In the Sanborn case, the Supreme Court upheld the validity of multi-year collective bargaining agreements under RSA Chapter 273-A, which comprehensively governs the public employee collective bargaining process. The statute provides that once an agreement is reached between the employer board and the union, the “cost items” of the agreement, defined as “any benefit acquired through collective bargaining whose implementation requires an appropriation by the legislative body of the public employer with whom negotiations are being conducted,” must be submitted to the legislative body for approval. Although multi-year agreements are authorized by RSA Chapter 273-A, the Court in Sanborn held that the school district was not bound to fund the second and third years of the CBA because the voters at the district meeting who were supposed to ratify the cost items had not been adequately informed of the financial terms by the language of the warrant article or by other means. In other words, at the time of the vote on the first year of the contract, the voters must be made fully aware of the financial obligations of all future years. See also Foote v. Bedford School District, 152 N.H. 599 (2005); Appeal of Franklin Education Association, 136 N.H. 332 (1992); Blood v. Manchester Electric Light Co., 68 N.H. 340 (1895).

Q: Is there specific statutory authority permitting municipalities to enter into multi-year contracts?

A: Yes. Under the provisions of RSA 149-M:17, IV, the legislative body can approve a contract with a term of up to 40 years with the owners or operators of solid waste disposal facilities for the disposal of solid waste.  The legislative body may also transfer any land interest to the owner or operator of solid waste disposal facilities by deed or by lease with a term of not more than 40 years. RSA 149-M:17, V.

Q: What about multi-year lease-purchase agreements?

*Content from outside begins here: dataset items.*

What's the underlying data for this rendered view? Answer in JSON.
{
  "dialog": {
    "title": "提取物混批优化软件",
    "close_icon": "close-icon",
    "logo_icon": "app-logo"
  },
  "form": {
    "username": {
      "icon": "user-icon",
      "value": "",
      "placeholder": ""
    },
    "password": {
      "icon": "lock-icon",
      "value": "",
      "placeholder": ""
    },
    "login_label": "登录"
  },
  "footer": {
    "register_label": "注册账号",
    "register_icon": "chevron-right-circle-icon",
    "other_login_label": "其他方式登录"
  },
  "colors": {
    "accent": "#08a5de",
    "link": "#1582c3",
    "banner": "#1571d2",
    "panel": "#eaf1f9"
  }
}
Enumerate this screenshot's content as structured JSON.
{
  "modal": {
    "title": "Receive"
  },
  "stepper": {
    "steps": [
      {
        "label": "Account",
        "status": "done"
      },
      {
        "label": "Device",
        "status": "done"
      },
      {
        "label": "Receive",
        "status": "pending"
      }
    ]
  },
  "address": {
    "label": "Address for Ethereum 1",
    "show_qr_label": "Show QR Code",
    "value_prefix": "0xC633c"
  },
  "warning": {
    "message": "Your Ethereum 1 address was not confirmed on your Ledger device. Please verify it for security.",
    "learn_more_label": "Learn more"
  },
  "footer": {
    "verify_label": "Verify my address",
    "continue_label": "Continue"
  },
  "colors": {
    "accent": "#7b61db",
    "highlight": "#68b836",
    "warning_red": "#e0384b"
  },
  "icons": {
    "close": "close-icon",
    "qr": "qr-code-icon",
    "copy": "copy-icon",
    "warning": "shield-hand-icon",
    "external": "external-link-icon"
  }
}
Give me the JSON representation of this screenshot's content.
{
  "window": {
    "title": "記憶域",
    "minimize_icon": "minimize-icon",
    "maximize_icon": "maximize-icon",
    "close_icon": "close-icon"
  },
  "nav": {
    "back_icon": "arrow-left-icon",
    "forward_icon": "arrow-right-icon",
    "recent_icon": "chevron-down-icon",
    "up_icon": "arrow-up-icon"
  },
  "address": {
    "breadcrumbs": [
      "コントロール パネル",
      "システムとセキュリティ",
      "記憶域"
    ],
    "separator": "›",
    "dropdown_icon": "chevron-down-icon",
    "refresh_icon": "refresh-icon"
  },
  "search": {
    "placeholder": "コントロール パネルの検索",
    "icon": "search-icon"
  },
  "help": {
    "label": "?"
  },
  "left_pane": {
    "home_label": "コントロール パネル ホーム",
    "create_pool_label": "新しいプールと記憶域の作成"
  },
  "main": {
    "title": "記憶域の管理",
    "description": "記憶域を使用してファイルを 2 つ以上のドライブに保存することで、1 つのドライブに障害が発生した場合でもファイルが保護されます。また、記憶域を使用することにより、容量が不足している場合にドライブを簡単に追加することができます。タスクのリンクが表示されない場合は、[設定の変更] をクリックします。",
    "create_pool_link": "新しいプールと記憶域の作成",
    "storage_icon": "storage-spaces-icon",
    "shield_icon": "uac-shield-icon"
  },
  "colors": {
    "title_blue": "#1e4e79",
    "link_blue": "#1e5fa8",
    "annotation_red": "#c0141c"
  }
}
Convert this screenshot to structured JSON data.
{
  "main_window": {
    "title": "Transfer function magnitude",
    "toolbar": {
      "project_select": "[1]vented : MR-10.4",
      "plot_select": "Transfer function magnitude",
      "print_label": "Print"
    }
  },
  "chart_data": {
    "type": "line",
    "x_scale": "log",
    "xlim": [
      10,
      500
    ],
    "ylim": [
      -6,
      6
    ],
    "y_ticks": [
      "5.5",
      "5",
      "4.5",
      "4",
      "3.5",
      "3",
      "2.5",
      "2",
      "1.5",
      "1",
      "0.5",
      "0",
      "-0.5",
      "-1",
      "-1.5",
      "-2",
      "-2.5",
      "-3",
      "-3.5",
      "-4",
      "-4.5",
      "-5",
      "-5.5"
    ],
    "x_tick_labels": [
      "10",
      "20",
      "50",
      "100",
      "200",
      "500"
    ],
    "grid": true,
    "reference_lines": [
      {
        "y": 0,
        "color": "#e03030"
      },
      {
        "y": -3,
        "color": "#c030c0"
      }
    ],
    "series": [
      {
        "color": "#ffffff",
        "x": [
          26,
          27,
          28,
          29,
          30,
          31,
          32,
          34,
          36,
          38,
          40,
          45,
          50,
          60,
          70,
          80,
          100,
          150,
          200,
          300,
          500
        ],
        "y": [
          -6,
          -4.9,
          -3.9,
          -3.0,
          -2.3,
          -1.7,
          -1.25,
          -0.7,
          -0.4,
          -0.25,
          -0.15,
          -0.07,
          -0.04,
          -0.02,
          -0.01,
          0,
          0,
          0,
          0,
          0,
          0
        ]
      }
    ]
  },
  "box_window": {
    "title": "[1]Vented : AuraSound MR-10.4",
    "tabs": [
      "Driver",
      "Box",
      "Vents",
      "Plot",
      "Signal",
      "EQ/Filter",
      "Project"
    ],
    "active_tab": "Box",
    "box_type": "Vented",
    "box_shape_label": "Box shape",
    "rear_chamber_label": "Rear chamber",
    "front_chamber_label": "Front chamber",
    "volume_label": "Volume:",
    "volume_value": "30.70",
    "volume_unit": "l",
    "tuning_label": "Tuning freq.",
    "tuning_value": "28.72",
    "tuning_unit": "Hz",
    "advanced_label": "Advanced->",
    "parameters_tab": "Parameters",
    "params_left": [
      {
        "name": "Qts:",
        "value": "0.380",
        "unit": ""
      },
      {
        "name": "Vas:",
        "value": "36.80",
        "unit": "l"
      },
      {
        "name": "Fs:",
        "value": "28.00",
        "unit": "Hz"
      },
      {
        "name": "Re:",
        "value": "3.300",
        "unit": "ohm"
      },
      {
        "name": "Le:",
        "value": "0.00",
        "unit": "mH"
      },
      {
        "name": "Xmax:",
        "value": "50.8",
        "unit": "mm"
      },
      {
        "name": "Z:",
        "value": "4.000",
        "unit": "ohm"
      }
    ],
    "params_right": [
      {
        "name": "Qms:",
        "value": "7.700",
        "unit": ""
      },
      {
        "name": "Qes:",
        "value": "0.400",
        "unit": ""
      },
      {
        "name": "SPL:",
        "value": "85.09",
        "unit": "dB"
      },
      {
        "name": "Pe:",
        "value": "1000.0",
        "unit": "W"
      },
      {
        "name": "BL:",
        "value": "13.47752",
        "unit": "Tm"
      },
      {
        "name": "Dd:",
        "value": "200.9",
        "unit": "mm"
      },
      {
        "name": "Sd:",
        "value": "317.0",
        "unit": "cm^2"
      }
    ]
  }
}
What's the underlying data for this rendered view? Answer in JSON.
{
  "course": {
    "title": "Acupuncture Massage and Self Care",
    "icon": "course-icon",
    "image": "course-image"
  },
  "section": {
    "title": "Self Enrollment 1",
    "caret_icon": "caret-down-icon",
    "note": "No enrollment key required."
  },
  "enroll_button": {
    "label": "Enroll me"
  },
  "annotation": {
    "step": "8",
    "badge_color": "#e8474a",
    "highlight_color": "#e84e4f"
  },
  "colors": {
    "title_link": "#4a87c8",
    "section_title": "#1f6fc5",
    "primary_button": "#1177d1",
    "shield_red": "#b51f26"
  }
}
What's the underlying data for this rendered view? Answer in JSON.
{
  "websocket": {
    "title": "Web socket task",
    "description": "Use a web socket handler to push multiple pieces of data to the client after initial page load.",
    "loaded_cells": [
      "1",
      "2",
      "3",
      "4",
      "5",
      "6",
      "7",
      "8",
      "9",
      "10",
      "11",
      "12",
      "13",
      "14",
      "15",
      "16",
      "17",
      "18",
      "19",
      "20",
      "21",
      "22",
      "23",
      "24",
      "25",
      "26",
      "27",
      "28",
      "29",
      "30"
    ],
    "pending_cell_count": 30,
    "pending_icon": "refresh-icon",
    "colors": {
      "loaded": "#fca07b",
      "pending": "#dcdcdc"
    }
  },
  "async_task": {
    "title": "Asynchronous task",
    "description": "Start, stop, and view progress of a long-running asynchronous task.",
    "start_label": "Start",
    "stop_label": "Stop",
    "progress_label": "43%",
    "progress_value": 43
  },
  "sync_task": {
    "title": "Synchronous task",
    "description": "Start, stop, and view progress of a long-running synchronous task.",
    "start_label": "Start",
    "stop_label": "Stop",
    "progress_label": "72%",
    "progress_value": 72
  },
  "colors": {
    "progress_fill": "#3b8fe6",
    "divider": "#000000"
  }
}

A: Multi-year lease-purchase agreements for equipment are regarded as long-term debt (like a bond, they require a stream of payments to pay principal and interest over time) and thus also require a two-thirds (or three-fifths) ballot vote approval by the legislative body unless it contained a fiscal funding clause. As provided in RSA 33:7-e, lease-purchase agreements with so-called “escape” or “nonappropriation” clauses, which terminate the agreement automatically without penalty to the municipality if the requisite annual appropriation is not made, are not long-term debt and thus may be approved by a simple majority vote of the legislative body.

Q: The select board has been offered a great deal to provide the town internet and IT services by a vendor, but the agreement must be for a three-year term. What can the select board do?

A: The governing body board could agree to the three-year term with an escape clause. Modify the proposal by the vendor to provide that funding for years two and three of the agreement are dependent upon further legislative body approval. In the alternative, the agreement could provide that the subsequent years of the agreement will be submitted to legislative body to approve the appropriation for the balance of the contract price.

Q: The municipality has received a proposal from an energy company to enter into a purchase power agreement at a fixed kWh cost for a five (5) year period. Can such an agreement be Sanbornized for approval by the legislative body?

A: The duty to adequately inform the legislative body of all of the financial terms of such a purchase power agreement would likely require that the yearly cost of energy be disclosed for each year of the agreement. The per kilowatt hour cost of electricity would be stated and fixed for the term of the contract so that component is certain. The remainder of the energy cost equation would require some reasonable estimate of the municipality’s annual electrical energy consumption. So long as the estimated energy consumption was a reasonable approximation of the municipality’s energy consumption on an annual basis, combined with the fixed cost per kilowatt hour, this would permit the presentation of the probable actual cost of the purchase power agreement for the full term of the agreement. Such information would likely constitute an adequate disclosure of the financial terms of the agreement and satisfy the requirement that the agreement be sanbornized.